The University of Rochester Medical Center's blog, Health Matters, brings some good news for expectant mothers with severe morning sickness in a post today. It reviews a study published in the Oct. 16 Journal of the American Medical Association titled "Metoclopramide in Pregnancy and Risk of Major Congenital Malformations and Fetal Death". Subject matter expert Dr. Loralei Thornburg tells the blog that study brings great news. After reviewing more than 1.2 million pregnancies, the authors found no association between the medication and pregnancy loss or any of 20 common birth defects.
Metoclopramide, sold as the brand name Reglan, speeds the movement of food through the stomach and digestive system. It is often prescribed for severe morning sickness, hyperemesis gravidarum, during pregnancy. The Food & Drug Administration has not approved its use for this condition. The U.S. National Library of Medicine says that the cause of morning sickness is unknown.

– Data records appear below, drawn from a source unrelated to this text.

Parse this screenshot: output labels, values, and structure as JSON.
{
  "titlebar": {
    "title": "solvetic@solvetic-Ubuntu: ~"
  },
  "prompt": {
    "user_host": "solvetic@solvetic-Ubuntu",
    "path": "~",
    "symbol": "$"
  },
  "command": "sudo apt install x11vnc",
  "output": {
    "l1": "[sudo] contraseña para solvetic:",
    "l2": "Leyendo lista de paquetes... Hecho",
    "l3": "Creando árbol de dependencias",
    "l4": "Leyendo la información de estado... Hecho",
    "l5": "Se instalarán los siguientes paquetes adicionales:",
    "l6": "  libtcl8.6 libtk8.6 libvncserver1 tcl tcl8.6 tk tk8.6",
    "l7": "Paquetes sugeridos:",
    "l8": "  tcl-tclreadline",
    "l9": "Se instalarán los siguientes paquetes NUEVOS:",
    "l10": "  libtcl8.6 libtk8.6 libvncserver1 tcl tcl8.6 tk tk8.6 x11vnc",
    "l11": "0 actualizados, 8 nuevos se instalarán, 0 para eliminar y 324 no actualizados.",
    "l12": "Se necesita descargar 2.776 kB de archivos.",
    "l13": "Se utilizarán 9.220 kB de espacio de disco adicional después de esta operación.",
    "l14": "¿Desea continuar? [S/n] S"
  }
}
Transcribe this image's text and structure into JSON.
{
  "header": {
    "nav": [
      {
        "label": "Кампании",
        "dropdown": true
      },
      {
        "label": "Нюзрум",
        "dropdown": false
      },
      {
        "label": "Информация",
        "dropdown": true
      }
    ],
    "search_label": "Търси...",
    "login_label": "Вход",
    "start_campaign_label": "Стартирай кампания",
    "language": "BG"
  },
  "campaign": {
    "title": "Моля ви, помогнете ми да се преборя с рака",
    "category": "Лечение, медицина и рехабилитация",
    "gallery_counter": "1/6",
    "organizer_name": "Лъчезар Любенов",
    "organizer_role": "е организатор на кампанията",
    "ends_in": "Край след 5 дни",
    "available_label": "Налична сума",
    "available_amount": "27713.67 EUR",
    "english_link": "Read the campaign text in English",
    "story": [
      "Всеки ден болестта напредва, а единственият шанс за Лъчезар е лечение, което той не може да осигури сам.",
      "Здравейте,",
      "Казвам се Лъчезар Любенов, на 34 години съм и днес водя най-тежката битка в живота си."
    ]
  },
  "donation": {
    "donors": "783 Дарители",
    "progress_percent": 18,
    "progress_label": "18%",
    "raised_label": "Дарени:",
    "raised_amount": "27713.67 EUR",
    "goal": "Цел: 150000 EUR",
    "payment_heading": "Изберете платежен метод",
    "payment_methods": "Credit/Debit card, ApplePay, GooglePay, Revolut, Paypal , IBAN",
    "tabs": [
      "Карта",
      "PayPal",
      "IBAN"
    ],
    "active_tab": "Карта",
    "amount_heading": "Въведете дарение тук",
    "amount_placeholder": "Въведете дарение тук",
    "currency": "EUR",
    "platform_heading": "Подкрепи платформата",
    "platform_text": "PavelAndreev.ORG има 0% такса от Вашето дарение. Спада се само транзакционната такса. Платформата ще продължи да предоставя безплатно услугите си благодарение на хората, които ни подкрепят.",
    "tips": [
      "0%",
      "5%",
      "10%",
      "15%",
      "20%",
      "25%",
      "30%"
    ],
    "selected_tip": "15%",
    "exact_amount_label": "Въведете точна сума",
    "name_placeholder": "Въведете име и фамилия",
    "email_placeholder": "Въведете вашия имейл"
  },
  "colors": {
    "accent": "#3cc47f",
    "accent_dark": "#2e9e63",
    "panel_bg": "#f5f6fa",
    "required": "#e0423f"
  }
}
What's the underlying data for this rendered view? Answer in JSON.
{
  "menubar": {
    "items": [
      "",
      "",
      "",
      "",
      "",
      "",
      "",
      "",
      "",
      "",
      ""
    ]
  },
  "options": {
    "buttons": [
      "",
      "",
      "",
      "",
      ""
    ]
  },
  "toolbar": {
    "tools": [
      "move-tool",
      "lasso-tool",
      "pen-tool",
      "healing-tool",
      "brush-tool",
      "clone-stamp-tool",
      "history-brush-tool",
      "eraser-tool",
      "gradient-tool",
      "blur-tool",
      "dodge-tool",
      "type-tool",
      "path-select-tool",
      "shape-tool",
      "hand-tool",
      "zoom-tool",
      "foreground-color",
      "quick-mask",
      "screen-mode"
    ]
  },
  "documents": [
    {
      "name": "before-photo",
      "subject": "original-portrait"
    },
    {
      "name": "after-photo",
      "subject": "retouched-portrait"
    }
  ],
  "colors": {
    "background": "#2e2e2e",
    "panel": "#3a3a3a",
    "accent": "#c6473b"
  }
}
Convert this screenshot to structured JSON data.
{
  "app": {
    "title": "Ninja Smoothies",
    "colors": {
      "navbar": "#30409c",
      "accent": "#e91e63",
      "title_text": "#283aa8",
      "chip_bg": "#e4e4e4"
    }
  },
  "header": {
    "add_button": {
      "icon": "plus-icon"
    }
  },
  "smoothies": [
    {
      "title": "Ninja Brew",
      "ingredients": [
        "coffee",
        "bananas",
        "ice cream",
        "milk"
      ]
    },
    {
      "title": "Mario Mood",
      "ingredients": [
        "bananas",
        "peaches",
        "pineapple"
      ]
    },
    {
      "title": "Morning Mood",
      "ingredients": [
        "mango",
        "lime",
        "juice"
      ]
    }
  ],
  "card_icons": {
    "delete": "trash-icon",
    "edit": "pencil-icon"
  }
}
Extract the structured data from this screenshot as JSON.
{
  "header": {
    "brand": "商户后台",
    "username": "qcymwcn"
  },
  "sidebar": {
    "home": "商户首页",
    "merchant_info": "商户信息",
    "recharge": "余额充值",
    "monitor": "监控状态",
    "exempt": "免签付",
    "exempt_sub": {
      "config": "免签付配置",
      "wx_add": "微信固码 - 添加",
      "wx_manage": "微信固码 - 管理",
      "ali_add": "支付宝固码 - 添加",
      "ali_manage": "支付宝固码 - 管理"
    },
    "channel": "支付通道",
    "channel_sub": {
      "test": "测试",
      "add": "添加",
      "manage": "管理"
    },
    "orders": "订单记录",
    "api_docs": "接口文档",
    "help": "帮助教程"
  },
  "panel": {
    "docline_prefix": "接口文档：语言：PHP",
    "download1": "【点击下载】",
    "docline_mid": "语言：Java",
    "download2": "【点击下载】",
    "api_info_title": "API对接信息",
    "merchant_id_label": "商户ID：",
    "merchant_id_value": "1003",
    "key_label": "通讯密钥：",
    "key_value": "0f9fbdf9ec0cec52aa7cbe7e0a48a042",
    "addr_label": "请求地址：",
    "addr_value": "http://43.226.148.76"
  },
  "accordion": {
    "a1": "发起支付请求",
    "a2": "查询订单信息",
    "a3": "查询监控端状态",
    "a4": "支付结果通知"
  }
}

It may be caused by hormone changes or lower blood sugar during early pregnancy. Emotional stress, fatigue, traveling, or some foods can make the problem worse. Nausea in pregnancy is more common and can be worse with twins or triplets.
Only one medication is currently approved by the FDA for the treatment of morning sickness, Diclegis. Prescribing Reglan is termed an "off-label use" and the FDA does permit physicians to prescribe medications for conditions other than those intended. Zofran is another medication prescribed off-label for morning sickness.
The study's results show that the use of metoclopramide in not going to result in another thalidomide crisis. All medications carry a risk to the patient, and Reglan and Zofran have several warnings associated with their use. Patients should always ask their physicians about the benefits and risks of prescription medications before taking them.